Ergreifendes Kammerspiel um ruhelose Vergangenheiten

Als Epstein zu Hause eintrifft, steht eine alte Frau in der Tür, die auf seine grobe Frage, wer sie sei, antwortet: "Hannah Liebermann." Epstein weiß mit diesem Namen nicht sofort etwas anzufangen, doch dann kommt die Vergangenheit zurück, zeigt ihm Adam, der ständig eine Taschenlampe bei sich trug, weil er panische Angst vor der Dunkelheit hatte. Karl, erfolgreicher Anwalt; er konnte Dinge, derer er sich nicht erinnern wollte, einfach ausblenden. Und natürlich Hannah. Jeder von ihnen jüdischer Abstammung. Sie alle überlebten irgendwie das Konzentrationslager Birkenau, physisch zumindest.

Epsteins Gedanken schweifen weiter. Vor nunmehr 15 Jahren ist es gewesen, da glaubte er während des weihnachtlichen Gottesdienstes im Priester den SS-Hauptsturmführer Giesser zu erkennen. Gewißheit mußte erlangt werden, und so besuchten die Freunde am nächsten Tag erneut die Kirche. Was Suche nach Wahrheit sein sollte, wurde zur brutalen Konfrontation mit persönlicher Schuld – für die es einen hohen Preis zu zahlen galt ...

Der schnörkellosen Inszenierung erwächst eine beklemmend intensive Atmosphäre, welcher nicht einmal die auch in vielen extrem stillen Szenen penetrant dudelnde Musiksoße wirklich Abbruch tut. Dazu liefert das gesamte Ensemble atemberaubende Leistungen; gerade Mario Adorf und Annie Girardot gelingt es, sich selbst zu übertreffen, unglaubliche darstellerische Dimensionen auszuloten. In zerfurchten Gesichtern spiegelt sich mißtrauische Distanz, tiefe Trauer spricht aus wissenden Augen, die Lippen beben. Plötzlich ein fast ängstliches Lächeln, Ausdruck vorsichtiger Freude, leiser Hoffnung. Unvermittelt blitzende Tränen der übermächtigen Reue. Tröstende Hände auf dem Arm des jeweils anderen – man hat endlich Frieden gefunden, verabschiedet sich für immer.
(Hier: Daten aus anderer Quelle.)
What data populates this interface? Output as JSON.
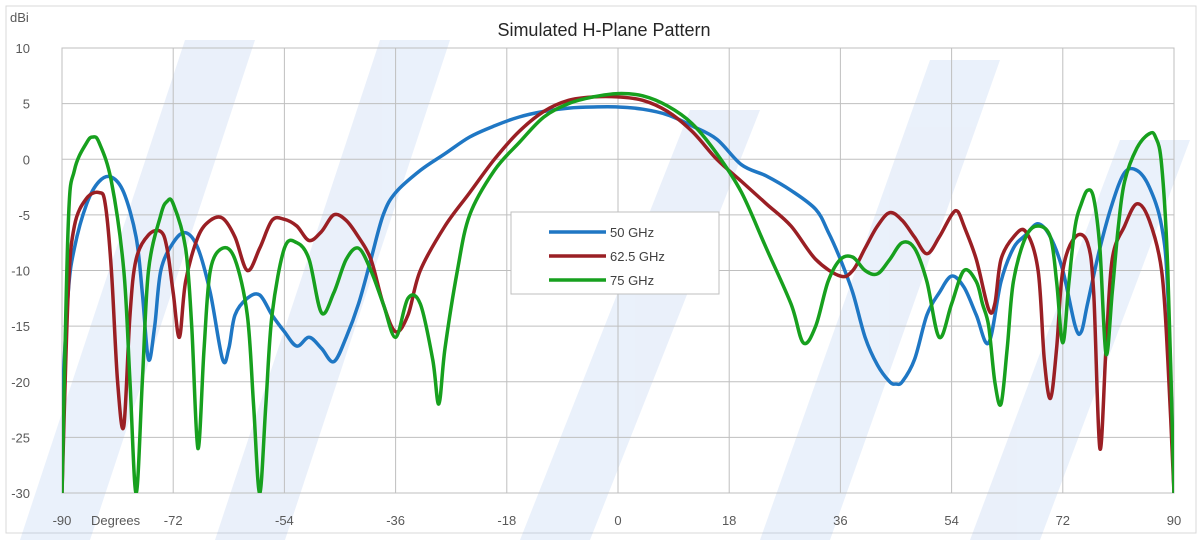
{
  "chart_data": {
    "type": "line",
    "title": "Simulated H-Plane Pattern",
    "ylabel": "dBi",
    "xlabel": "Degrees",
    "xlim": [
      -90,
      90
    ],
    "ylim": [
      -30,
      10
    ],
    "x_ticks": [
      -90,
      -72,
      -54,
      -36,
      -18,
      0,
      18,
      36,
      54,
      72,
      90
    ],
    "y_ticks": [
      10,
      5,
      0,
      -5,
      -10,
      -15,
      -20,
      -25,
      -30
    ],
    "grid": true,
    "legend_position": "center",
    "series": [
      {
        "name": "50 GHz",
        "color": "#1f77c4",
        "points": [
          [
            -90,
            -22
          ],
          [
            -89,
            -12
          ],
          [
            -88,
            -8
          ],
          [
            -86,
            -4
          ],
          [
            -84,
            -2
          ],
          [
            -82,
            -1.6
          ],
          [
            -80,
            -3
          ],
          [
            -78,
            -7
          ],
          [
            -77,
            -12
          ],
          [
            -76,
            -18
          ],
          [
            -75,
            -15
          ],
          [
            -74,
            -10
          ],
          [
            -72,
            -7.5
          ],
          [
            -70,
            -6.6
          ],
          [
            -68,
            -8
          ],
          [
            -66,
            -12
          ],
          [
            -64,
            -18
          ],
          [
            -63,
            -17
          ],
          [
            -62,
            -14
          ],
          [
            -60,
            -12.5
          ],
          [
            -58,
            -12.2
          ],
          [
            -56,
            -14
          ],
          [
            -54,
            -15.5
          ],
          [
            -52,
            -16.8
          ],
          [
            -50,
            -16
          ],
          [
            -48,
            -17
          ],
          [
            -46,
            -18.2
          ],
          [
            -44,
            -16
          ],
          [
            -42,
            -13
          ],
          [
            -40,
            -9
          ],
          [
            -38,
            -5
          ],
          [
            -36,
            -3
          ],
          [
            -32,
            -1
          ],
          [
            -28,
            0.5
          ],
          [
            -24,
            2
          ],
          [
            -20,
            3
          ],
          [
            -16,
            3.8
          ],
          [
            -12,
            4.3
          ],
          [
            -8,
            4.6
          ],
          [
            -4,
            4.7
          ],
          [
            0,
            4.7
          ],
          [
            4,
            4.5
          ],
          [
            8,
            4
          ],
          [
            12,
            3
          ],
          [
            16,
            1.8
          ],
          [
            20,
            -0.5
          ],
          [
            24,
            -1.5
          ],
          [
            28,
            -2.8
          ],
          [
            32,
            -4.5
          ],
          [
            34,
            -6.5
          ],
          [
            36,
            -9
          ],
          [
            38,
            -12
          ],
          [
            40,
            -16
          ],
          [
            42,
            -18.5
          ],
          [
            44,
            -20
          ],
          [
            45,
            -20.2
          ],
          [
            46,
            -20
          ],
          [
            48,
            -18
          ],
          [
            50,
            -14
          ],
          [
            52,
            -12
          ],
          [
            54,
            -10.5
          ],
          [
            56,
            -11.5
          ],
          [
            58,
            -14
          ],
          [
            60,
            -16.5
          ],
          [
            62,
            -11
          ],
          [
            64,
            -8
          ],
          [
            66,
            -6.8
          ],
          [
            68,
            -5.8
          ],
          [
            70,
            -7
          ],
          [
            72,
            -10
          ],
          [
            74,
            -15
          ],
          [
            75,
            -15.5
          ],
          [
            76,
            -13
          ],
          [
            78,
            -8
          ],
          [
            80,
            -4
          ],
          [
            82,
            -1.2
          ],
          [
            84,
            -1
          ],
          [
            86,
            -2.5
          ],
          [
            88,
            -6
          ],
          [
            89,
            -12
          ],
          [
            90,
            -30
          ]
        ]
      },
      {
        "name": "62.5 GHz",
        "color": "#9a1f24",
        "points": [
          [
            -90,
            -30
          ],
          [
            -89,
            -12
          ],
          [
            -88,
            -6
          ],
          [
            -86,
            -3.5
          ],
          [
            -84,
            -3
          ],
          [
            -83,
            -4
          ],
          [
            -82,
            -10
          ],
          [
            -81,
            -20
          ],
          [
            -80,
            -24
          ],
          [
            -79,
            -14
          ],
          [
            -78,
            -9
          ],
          [
            -76,
            -6.8
          ],
          [
            -74,
            -6.5
          ],
          [
            -73,
            -8
          ],
          [
            -72,
            -12
          ],
          [
            -71,
            -16
          ],
          [
            -70,
            -11
          ],
          [
            -68,
            -7
          ],
          [
            -66,
            -5.5
          ],
          [
            -64,
            -5.3
          ],
          [
            -62,
            -7
          ],
          [
            -60,
            -10
          ],
          [
            -58,
            -8
          ],
          [
            -56,
            -5.5
          ],
          [
            -54,
            -5.4
          ],
          [
            -52,
            -6
          ],
          [
            -50,
            -7.3
          ],
          [
            -48,
            -6.5
          ],
          [
            -46,
            -5
          ],
          [
            -44,
            -5.5
          ],
          [
            -42,
            -7
          ],
          [
            -40,
            -9
          ],
          [
            -38,
            -13
          ],
          [
            -36,
            -15.5
          ],
          [
            -34,
            -14
          ],
          [
            -32,
            -10
          ],
          [
            -28,
            -6
          ],
          [
            -24,
            -3
          ],
          [
            -20,
            0
          ],
          [
            -16,
            2.5
          ],
          [
            -12,
            4.3
          ],
          [
            -8,
            5.3
          ],
          [
            -4,
            5.6
          ],
          [
            0,
            5.6
          ],
          [
            4,
            5.3
          ],
          [
            8,
            4.3
          ],
          [
            12,
            2.5
          ],
          [
            16,
            0
          ],
          [
            20,
            -2
          ],
          [
            24,
            -4
          ],
          [
            28,
            -6
          ],
          [
            32,
            -9
          ],
          [
            36,
            -10.5
          ],
          [
            38,
            -10
          ],
          [
            40,
            -8
          ],
          [
            42,
            -6
          ],
          [
            44,
            -4.8
          ],
          [
            46,
            -5.5
          ],
          [
            48,
            -7
          ],
          [
            50,
            -8.5
          ],
          [
            52,
            -7
          ],
          [
            54,
            -5
          ],
          [
            55,
            -4.7
          ],
          [
            56,
            -6
          ],
          [
            58,
            -9
          ],
          [
            60,
            -13.5
          ],
          [
            61,
            -13
          ],
          [
            62,
            -9
          ],
          [
            64,
            -7
          ],
          [
            66,
            -6.5
          ],
          [
            68,
            -10
          ],
          [
            69,
            -18
          ],
          [
            70,
            -21.5
          ],
          [
            71,
            -17
          ],
          [
            72,
            -10
          ],
          [
            74,
            -7
          ],
          [
            76,
            -7.5
          ],
          [
            77,
            -12
          ],
          [
            78,
            -26
          ],
          [
            79,
            -17
          ],
          [
            80,
            -9
          ],
          [
            82,
            -6
          ],
          [
            84,
            -4
          ],
          [
            86,
            -5.5
          ],
          [
            88,
            -10
          ],
          [
            89,
            -18
          ],
          [
            90,
            -30
          ]
        ]
      },
      {
        "name": "75 GHz",
        "color": "#17a01e",
        "points": [
          [
            -90,
            -30
          ],
          [
            -89,
            -6
          ],
          [
            -88,
            -1
          ],
          [
            -86,
            1.5
          ],
          [
            -85,
            2
          ],
          [
            -84,
            1.5
          ],
          [
            -82,
            -2
          ],
          [
            -80,
            -10
          ],
          [
            -79,
            -20
          ],
          [
            -78,
            -30
          ],
          [
            -77,
            -20
          ],
          [
            -76,
            -10
          ],
          [
            -74,
            -5
          ],
          [
            -73,
            -3.8
          ],
          [
            -72,
            -4
          ],
          [
            -70,
            -8
          ],
          [
            -69,
            -15
          ],
          [
            -68,
            -26
          ],
          [
            -67,
            -17
          ],
          [
            -66,
            -10
          ],
          [
            -64,
            -8
          ],
          [
            -62,
            -9
          ],
          [
            -60,
            -14
          ],
          [
            -59,
            -22
          ],
          [
            -58,
            -30
          ],
          [
            -57,
            -22
          ],
          [
            -56,
            -14
          ],
          [
            -54,
            -8
          ],
          [
            -52,
            -7.5
          ],
          [
            -50,
            -9
          ],
          [
            -48,
            -13.8
          ],
          [
            -46,
            -12
          ],
          [
            -44,
            -9
          ],
          [
            -42,
            -8
          ],
          [
            -40,
            -10
          ],
          [
            -38,
            -13
          ],
          [
            -36,
            -16
          ],
          [
            -34,
            -12.5
          ],
          [
            -32,
            -13
          ],
          [
            -30,
            -18
          ],
          [
            -29,
            -22
          ],
          [
            -28,
            -17
          ],
          [
            -26,
            -10
          ],
          [
            -24,
            -5
          ],
          [
            -20,
            -1
          ],
          [
            -16,
            1.5
          ],
          [
            -12,
            3.8
          ],
          [
            -8,
            5
          ],
          [
            -4,
            5.6
          ],
          [
            0,
            5.9
          ],
          [
            4,
            5.7
          ],
          [
            8,
            4.8
          ],
          [
            12,
            3.2
          ],
          [
            16,
            0.5
          ],
          [
            20,
            -3
          ],
          [
            24,
            -8
          ],
          [
            28,
            -13
          ],
          [
            30,
            -16.5
          ],
          [
            32,
            -15
          ],
          [
            34,
            -11
          ],
          [
            36,
            -9
          ],
          [
            38,
            -8.8
          ],
          [
            40,
            -10
          ],
          [
            42,
            -10.3
          ],
          [
            44,
            -9
          ],
          [
            46,
            -7.5
          ],
          [
            48,
            -8
          ],
          [
            50,
            -11
          ],
          [
            52,
            -16
          ],
          [
            54,
            -13
          ],
          [
            56,
            -10
          ],
          [
            58,
            -11
          ],
          [
            59,
            -13
          ],
          [
            60,
            -15
          ],
          [
            61,
            -20
          ],
          [
            62,
            -22
          ],
          [
            63,
            -17
          ],
          [
            64,
            -11
          ],
          [
            66,
            -7
          ],
          [
            68,
            -6
          ],
          [
            70,
            -7
          ],
          [
            71,
            -11
          ],
          [
            72,
            -16.5
          ],
          [
            73,
            -11
          ],
          [
            74,
            -6
          ],
          [
            75,
            -4
          ],
          [
            76,
            -2.8
          ],
          [
            77,
            -3.5
          ],
          [
            78,
            -8
          ],
          [
            79,
            -17.5
          ],
          [
            80,
            -12
          ],
          [
            81,
            -6
          ],
          [
            82,
            -2
          ],
          [
            84,
            1
          ],
          [
            86,
            2.3
          ],
          [
            87,
            2
          ],
          [
            88,
            -0.5
          ],
          [
            89,
            -10
          ],
          [
            90,
            -30
          ]
        ]
      }
    ]
  }
}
Zwei Kämpfernaturen am Ende ihres von Schmerz geprägten Lebens, zwei Schauspiel-Giganten, welche dem Zuschauer mit Blicken das Herz zerreißen können, zwei einsam leuchtende Sterne, um die Epsteins Nacht erfüllende Finsternis zu erhellen, zwei Gründe unter vielen, sich dieses außergewöhnliche cineastische Erlebnis nicht entgehen zu lassen.

[ Frank Blessin ] Frank mag Trash, Grenzgängerisches und Filme, in denen gar nicht viel passiert, weil menschliche Befindlichkeiten Thema sind. Russ Meyer steht deshalb fast so hoch im Kurs wie Krzysztof Kieslowski. Frank kann außerdem GEFÄHRLICHE LIEBSCHAFTEN mitsprechen und wird IM GLASKÄFIG nie vergessen ...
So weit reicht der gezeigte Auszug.